To test the selected propositions of the middle-range theory of nursing intellectual capital.


The nursing intellectual capital theory conceptualizes nursing knowledge's influence on patient and organizational outcomes. The theory proposes nursing human capital, nurses' knowledge, skills and experience, is related to the quality of patient care and nurse recruitment and retention of an inpatient care unit. Two factors in the work environment, nurse staffing and employer support for nurse continuing professional development, are proposed to influence nursing human capital's association with patient and organizational outcomes.
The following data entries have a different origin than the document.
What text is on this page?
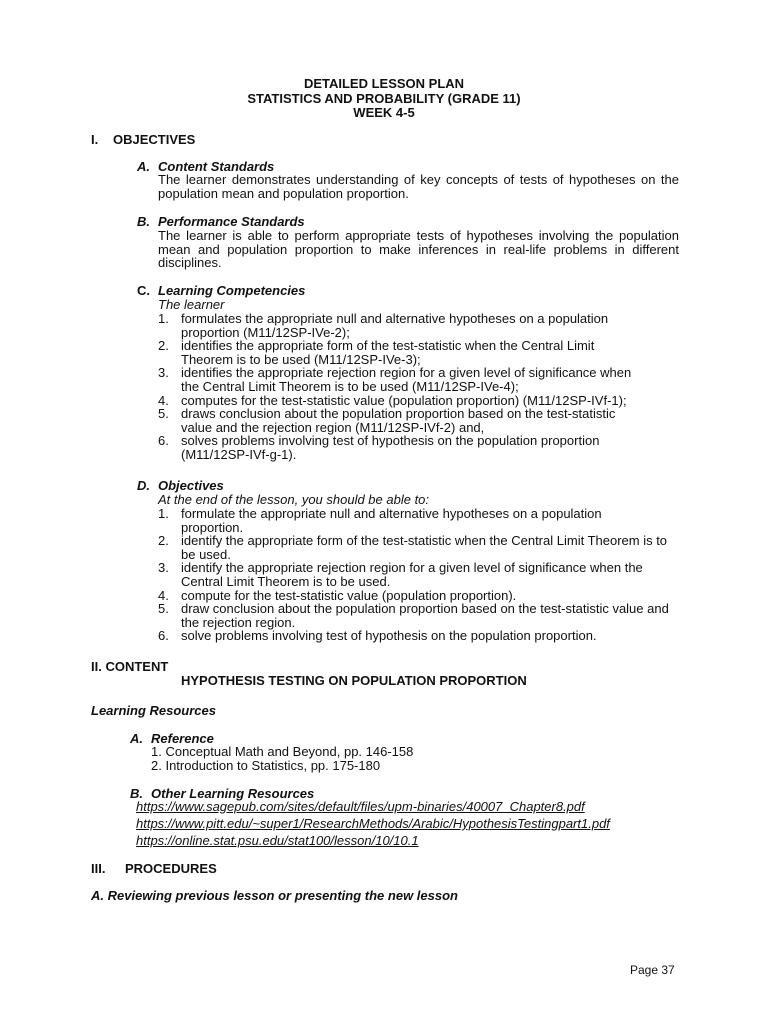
DETAILED LESSON PLAN
STATISTICS AND PROBABILITY (GRADE 11)
WEEK 4-5
I. OBJECTIVES
A. Content Standards
The learner demonstrates understanding of key concepts of tests of hypotheses on the population mean and population proportion.
B. Performance Standards
The learner is able to perform appropriate tests of hypotheses involving the population mean and population proportion to make inferences in real-life problems in different disciplines.
C. Learning Competencies
The learner
1. formulates the appropriate null and alternative hypotheses on a population proportion (M11/12SP-IVe-2);
2. identifies the appropriate form of the test-statistic when the Central Limit Theorem is to be used (M11/12SP-IVe-3);
3. identifies the appropriate rejection region for a given level of significance when the Central Limit Theorem is to be used (M11/12SP-IVe-4);
4. computes for the test-statistic value (population proportion) (M11/12SP-IVf-1);
5. draws conclusion about the population proportion based on the test-statistic value and the rejection region (M11/12SP-IVf-2) and,
6. solves problems involving test of hypothesis on the population proportion (M11/12SP-IVf-g-1).
D. Objectives
At the end of the lesson, you should be able to:
1. formulate the appropriate null and alternative hypotheses on a population proportion.
2. identify the appropriate form of the test-statistic when the Central Limit Theorem is to be used.
3. identify the appropriate rejection region for a given level of significance when the Central Limit Theorem is to be used.
4. compute for the test-statistic value (population proportion).
5. draw conclusion about the population proportion based on the test-statistic value and the rejection region.
6. solve problems involving test of hypothesis on the population proportion.
II. CONTENT
HYPOTHESIS TESTING ON POPULATION PROPORTION
Learning Resources
A. Reference
1. Conceptual Math and Beyond, pp. 146-158
2. Introduction to Statistics, pp. 175-180
B. Other Learning Resources
https://www.sagepub.com/sites/default/files/upm-binaries/40007_Chapter8.pdf
https://www.pitt.edu/~super1/ResearchMethods/Arabic/HypothesisTestingpart1.pdf
https://online.stat.psu.edu/stat100/lesson/10/10.1
III. PROCEDURES
A. Reviewing previous lesson or presenting the new lesson
Page 37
A cross-sectional survey design.


The study took place in 2008 in six Canadian acute care hospitals. Financial, human resource and risk data were collected from hospital departments and unit managers. Clearly specified empirical indicators quantified the study variables. The propositions of the theory were tested with data from 91 inpatient care units using structural equation modelling.


The propositions associated with the nursing human capital concept were supported. The propositions associated with the employer support for nurse continuing professional development concept were not. The proposition that nurse staffing's influences on patient outcomes was mediated by the nursing human capital of an inpatient unit, was partially supported.


Some of the theory's propositions were empirically validated. Additional theoretical work is needed to refine the operationalization and measurement of some of the theory's concepts. Further research with larger samples of data from different geographical settings and types of hospitals is required to determine if the theory can withstand empirical scrutiny.